Alan and Stephanie Bonder, speaking on behalf of The Jewish Foundation for the Righteous (JFR), captivated an audience of 230 people at Jewish Community Center (JCC) of Middlesex County’s Yom HaShoah, Holocaust Remembrance Day, program.
The Bonders’ presentation focused on Alan’s late father’s wartime story, how as a 13-year-old, Joseph Bonder and his sister Joan managed a harrowing escape from the Skalat ghetto to the village of Ostra Mogila, Poland, where Joan had worked as a teacher. There, they connected with Joan’s former student Bronislaw Firuta, a boy of 14, whose family hid the young siblings from the fall of 1942 through 1944. If discovered by the Nazis, the punishment for this monumental act of courageousness would have led to certain death for all members of the Firuta household, the known penalty for the crime of hiding a Jew in Eastern Europe.
When it eventually became too dangerous for the Bonders to continue hiding in the home, they made their way into the nearby woods where they met up with a group of partisans. The young Firuta would once again distinguish himself, providing support to the partisan group in general and the Bonders in specific. After the war’s end, in 1948, the Bonders, orphans who had lost their entire family, emigrated to the United States, building their lives and families. Joan passed in 1991, and Joseph in 2020.
In 2009, the JFR provided Bonder, his family and his sister’s descendants with the opportunity to finally express their gratitude in person. Following their more than 60-year separation, the non-profit coordinated an emotional reunion between the Bonders and Bronislaw Firuta at JFK airport. The JFR captured key moments for its award-winning documentary, “Village on the Rock”, which was screened at the event.

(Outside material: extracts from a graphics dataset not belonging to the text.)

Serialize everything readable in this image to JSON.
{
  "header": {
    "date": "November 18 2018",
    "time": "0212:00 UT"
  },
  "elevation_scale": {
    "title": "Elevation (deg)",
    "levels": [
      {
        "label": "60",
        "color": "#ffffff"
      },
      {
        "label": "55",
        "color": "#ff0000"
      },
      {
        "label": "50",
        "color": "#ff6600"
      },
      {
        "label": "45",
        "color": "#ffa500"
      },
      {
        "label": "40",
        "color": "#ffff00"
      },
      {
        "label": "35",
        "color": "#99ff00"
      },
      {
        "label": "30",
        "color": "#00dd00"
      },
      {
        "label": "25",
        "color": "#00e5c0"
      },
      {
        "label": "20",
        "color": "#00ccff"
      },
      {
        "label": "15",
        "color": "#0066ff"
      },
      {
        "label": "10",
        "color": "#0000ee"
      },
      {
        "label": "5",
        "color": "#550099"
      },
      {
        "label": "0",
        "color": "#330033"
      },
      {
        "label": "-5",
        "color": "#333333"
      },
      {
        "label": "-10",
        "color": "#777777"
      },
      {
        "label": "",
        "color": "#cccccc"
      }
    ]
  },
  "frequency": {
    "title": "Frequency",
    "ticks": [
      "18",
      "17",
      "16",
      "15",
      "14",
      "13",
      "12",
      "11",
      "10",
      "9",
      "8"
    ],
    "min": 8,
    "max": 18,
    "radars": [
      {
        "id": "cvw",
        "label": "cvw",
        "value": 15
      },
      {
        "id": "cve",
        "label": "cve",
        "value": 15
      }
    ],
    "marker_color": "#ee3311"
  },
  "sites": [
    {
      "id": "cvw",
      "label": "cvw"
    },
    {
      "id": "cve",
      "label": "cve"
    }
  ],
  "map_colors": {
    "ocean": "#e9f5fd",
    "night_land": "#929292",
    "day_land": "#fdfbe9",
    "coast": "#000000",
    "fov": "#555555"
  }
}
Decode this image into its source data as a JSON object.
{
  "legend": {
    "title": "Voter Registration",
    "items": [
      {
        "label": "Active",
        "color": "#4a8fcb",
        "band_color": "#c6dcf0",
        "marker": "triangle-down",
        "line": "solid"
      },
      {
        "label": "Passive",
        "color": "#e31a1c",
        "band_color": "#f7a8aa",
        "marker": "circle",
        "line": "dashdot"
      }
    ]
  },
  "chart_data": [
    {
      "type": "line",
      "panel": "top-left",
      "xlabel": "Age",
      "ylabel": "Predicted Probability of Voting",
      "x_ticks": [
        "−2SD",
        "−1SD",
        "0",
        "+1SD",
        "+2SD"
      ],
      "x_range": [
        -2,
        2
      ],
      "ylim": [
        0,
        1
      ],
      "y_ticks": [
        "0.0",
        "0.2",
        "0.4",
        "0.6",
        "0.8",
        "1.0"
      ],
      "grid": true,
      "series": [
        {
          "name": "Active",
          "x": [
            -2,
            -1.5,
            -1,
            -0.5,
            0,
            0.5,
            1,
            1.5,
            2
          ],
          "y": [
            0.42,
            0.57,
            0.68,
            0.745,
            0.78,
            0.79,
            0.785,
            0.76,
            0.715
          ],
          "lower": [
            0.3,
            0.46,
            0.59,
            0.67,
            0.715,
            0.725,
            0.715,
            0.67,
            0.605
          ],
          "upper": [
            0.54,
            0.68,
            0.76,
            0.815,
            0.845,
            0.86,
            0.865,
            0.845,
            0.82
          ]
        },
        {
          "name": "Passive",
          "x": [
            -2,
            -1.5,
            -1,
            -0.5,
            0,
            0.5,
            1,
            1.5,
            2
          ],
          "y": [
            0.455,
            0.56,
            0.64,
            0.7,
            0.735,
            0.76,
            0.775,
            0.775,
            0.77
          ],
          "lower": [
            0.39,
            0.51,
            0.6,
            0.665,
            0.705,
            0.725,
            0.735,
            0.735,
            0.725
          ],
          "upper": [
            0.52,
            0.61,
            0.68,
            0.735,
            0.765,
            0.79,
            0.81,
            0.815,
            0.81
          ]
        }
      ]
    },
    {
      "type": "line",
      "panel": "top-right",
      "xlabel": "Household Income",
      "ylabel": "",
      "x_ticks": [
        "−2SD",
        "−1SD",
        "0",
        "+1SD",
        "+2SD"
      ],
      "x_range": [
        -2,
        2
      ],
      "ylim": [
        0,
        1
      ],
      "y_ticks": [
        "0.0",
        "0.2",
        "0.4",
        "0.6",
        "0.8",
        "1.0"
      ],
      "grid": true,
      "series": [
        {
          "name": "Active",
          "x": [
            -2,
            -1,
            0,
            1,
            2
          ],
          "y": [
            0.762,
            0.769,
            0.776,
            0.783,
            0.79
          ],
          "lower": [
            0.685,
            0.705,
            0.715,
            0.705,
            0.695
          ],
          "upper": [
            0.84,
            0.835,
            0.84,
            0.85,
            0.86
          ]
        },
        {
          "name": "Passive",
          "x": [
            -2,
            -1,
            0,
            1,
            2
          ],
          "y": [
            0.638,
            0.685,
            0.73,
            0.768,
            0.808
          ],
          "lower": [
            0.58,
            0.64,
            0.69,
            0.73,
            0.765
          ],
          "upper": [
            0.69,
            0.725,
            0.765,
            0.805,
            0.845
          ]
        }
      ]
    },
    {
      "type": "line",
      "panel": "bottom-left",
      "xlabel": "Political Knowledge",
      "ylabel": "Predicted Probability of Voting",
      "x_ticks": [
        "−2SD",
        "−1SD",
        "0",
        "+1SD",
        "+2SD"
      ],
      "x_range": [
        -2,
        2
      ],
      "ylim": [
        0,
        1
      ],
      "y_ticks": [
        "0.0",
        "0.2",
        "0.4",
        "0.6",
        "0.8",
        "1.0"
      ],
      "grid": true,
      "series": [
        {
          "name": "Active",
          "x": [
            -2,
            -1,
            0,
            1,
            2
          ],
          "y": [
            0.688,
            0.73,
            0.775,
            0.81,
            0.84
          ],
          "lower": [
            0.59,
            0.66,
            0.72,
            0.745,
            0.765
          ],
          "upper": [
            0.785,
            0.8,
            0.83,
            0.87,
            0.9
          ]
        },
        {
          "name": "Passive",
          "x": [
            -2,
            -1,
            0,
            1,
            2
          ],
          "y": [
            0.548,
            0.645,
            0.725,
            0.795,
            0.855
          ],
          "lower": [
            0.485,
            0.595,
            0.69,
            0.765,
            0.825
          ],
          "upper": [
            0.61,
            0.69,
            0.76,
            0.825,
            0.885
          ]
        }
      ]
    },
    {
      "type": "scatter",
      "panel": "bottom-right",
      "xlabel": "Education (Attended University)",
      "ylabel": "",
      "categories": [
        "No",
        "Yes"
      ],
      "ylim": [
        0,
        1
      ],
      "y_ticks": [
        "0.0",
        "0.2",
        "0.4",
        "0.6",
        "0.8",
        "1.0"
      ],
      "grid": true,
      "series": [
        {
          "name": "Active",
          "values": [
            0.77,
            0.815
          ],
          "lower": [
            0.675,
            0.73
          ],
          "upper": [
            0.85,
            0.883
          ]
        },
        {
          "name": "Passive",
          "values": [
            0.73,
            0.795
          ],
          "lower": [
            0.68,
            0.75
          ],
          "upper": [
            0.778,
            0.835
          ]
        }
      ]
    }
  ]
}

“As bystanders watched their Jewish neighbors being rounded up for slaughter during the Holocaust, a majority chose to remain indifferent to what was happening around them.” said JFR Executive Vice President Stanlee Stahl. “The courage demonstrated by the Firuta family at the risk to their own lives is unfathomable, and it elevates what is otherwise only a period of darkness and despair in our people’s history. Alan Bonder’s mere presence at this event was a testament to the outcome from this courageous act of heroism, and we have an obligation to the Firutas and all the other righteous gentiles to preserve their legacies by telling their stories.”